El Centro de Investigación Pew publicó en diciembre pasado un informe titulado “Lo que el mundo piensa en 2002”. “El mundo” fue reducido por los encuestadores a 44 países y 38,000 entrevistados. Otras dos encuestas publicadas el año pasado, por el Fondo Alemán Marshall y el Consejo de Relaciones Exteriores de Chicago, respaldaron en gran medida los hallazgos de Pew.
La revelación más sorprendente e inequívoca fue el alcance de la oleada anti estadounidense en todas partes: entre los aliados de la OTAN de Estados Unidos, en los países en desarrollo, las naciones musulmanas e incluso en el este de Europa, donde los estadounidenses, hace solo una década, fueron elogiados como liberadores muy adulados.
“La gente de todo el mundo abraza las cosas estadounidenses y, al mismo tiempo, denuncia la influencia de los Estados Unidos en sus sociedades. Del mismo modo, la mayoría de las naciones encuestadas se quejan del unilateralismo estadounidense”, explica el informe de Pew. Sin embargo, incluso este “abrazo de las cosas estadounidenses” es ambiguo.

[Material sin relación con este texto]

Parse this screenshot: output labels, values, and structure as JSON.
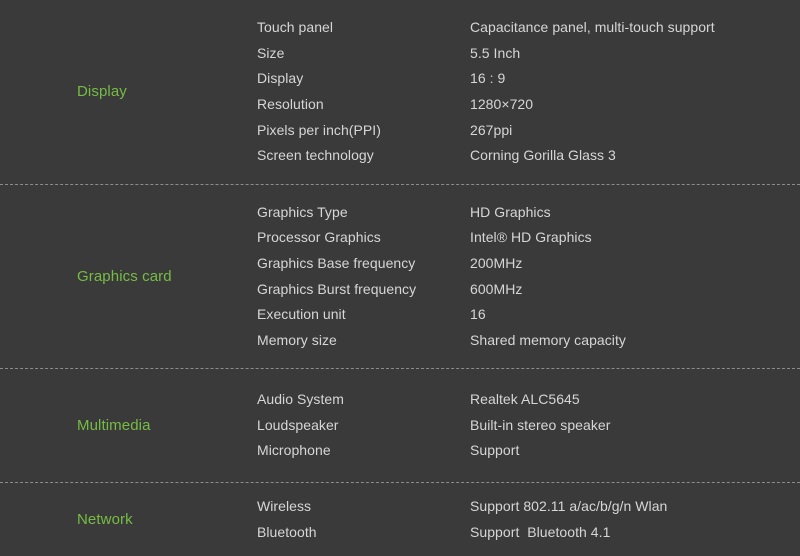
{
  "page": {
    "background_color": "#3a3a3a",
    "accent_color": "#76bc45",
    "text_color": "#d6d6d6",
    "divider_color": "#8c8c8c"
  },
  "sections": [
    {
      "id": "display",
      "label": "Display",
      "rows": [
        {
          "key": "Touch panel",
          "value": "Capacitance panel, multi-touch support"
        },
        {
          "key": "Size",
          "value": "5.5 Inch"
        },
        {
          "key": "Display",
          "value": "16 : 9"
        },
        {
          "key": "Resolution",
          "value": "1280×720"
        },
        {
          "key": "Pixels per inch(PPI)",
          "value": "267ppi"
        },
        {
          "key": "Screen technology",
          "value": "Corning Gorilla Glass 3"
        }
      ]
    },
    {
      "id": "graphics",
      "label": "Graphics card",
      "rows": [
        {
          "key": "Graphics Type",
          "value": "HD Graphics"
        },
        {
          "key": "Processor Graphics",
          "value": "Intel® HD Graphics"
        },
        {
          "key": "Graphics Base frequency",
          "value": "200MHz"
        },
        {
          "key": "Graphics Burst frequency",
          "value": "600MHz"
        },
        {
          "key": "Execution unit",
          "value": "16"
        },
        {
          "key": "Memory size",
          "value": "Shared memory capacity"
        }
      ]
    },
    {
      "id": "multimedia",
      "label": "Multimedia",
      "rows": [
        {
          "key": "Audio System",
          "value": "Realtek ALC5645"
        },
        {
          "key": "Loudspeaker",
          "value": "Built-in stereo speaker"
        },
        {
          "key": "Microphone",
          "value": "Support"
        }
      ]
    },
    {
      "id": "network",
      "label": "Network",
      "rows": [
        {
          "key": "Wireless",
          "value": "Support 802.11 a/ac/b/g/n Wlan"
        },
        {
          "key": "Bluetooth",
          "value": "Support  Bluetooth 4.1"
        }
      ]
    }
  ]
}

Violentamente “independiente”, inaccesivamente litigioso y pendenciero, solipsísticamente provincial y groseramente ignorante: esta nación de videoclips y fragmentos de sonido, Estados Unidos, a menudo se percibe como un intento de imponer su pseudocultura narcisista en un mundo agotado por guerras calientes y frío y corrompido por el materialismo vacío.
Los escándalos contables recientes, los mercados en ruinas, las estafas políticas, los reveses tecnológicos y las crecientes tensiones sociales han revelado cuán podrido e inherentemente contradictorio es el edificio de los Estados Unidos y cuán preocupados están los estadounidenses por las apariencias y no por la sustancia. Para los fundamentalistas religiosos, Estados Unidos es el Gran Satanás, un Sodoma y Gomorra de los últimos días, un pozo negro de inmoralidad y decadencia espiritual.
Para muchos liberales europeos, Estados Unidos es un retroceso a las épocas más oscuras de fanatismo religioso, fanatismo pernicioso, nacionalismo virulento y la caprichosa desviación de los poderosos. Según las encuestas más recientes realizadas por Gallup, MORI, el Consejo para el Humanismo Secular, la Oficina del Censo de los EE. UU. Y otros, la gran mayoría de los estadounidenses son chovinistas, moralizantes, bíblicos, cascarrabias y felices. Aproximadamente la mitad de ellos creen que Satanás existe, no como una metáfora, sino físicamente. Estados Unidos tiene un gasto récord en defensa per cápita, un
tasa vertiginosa de encarcelamiento, entre los números más altos de ejecuciones legales y muertes relacionadas con armas. Todavía está involucrado en debates atávicos sobre el aborto, el papel de la religión y si enseñar la teoría de la evolución. Según una serie de artículos especiales en The Economist, Estados Unidos es generalmente popular en Europa, pero menos que antes.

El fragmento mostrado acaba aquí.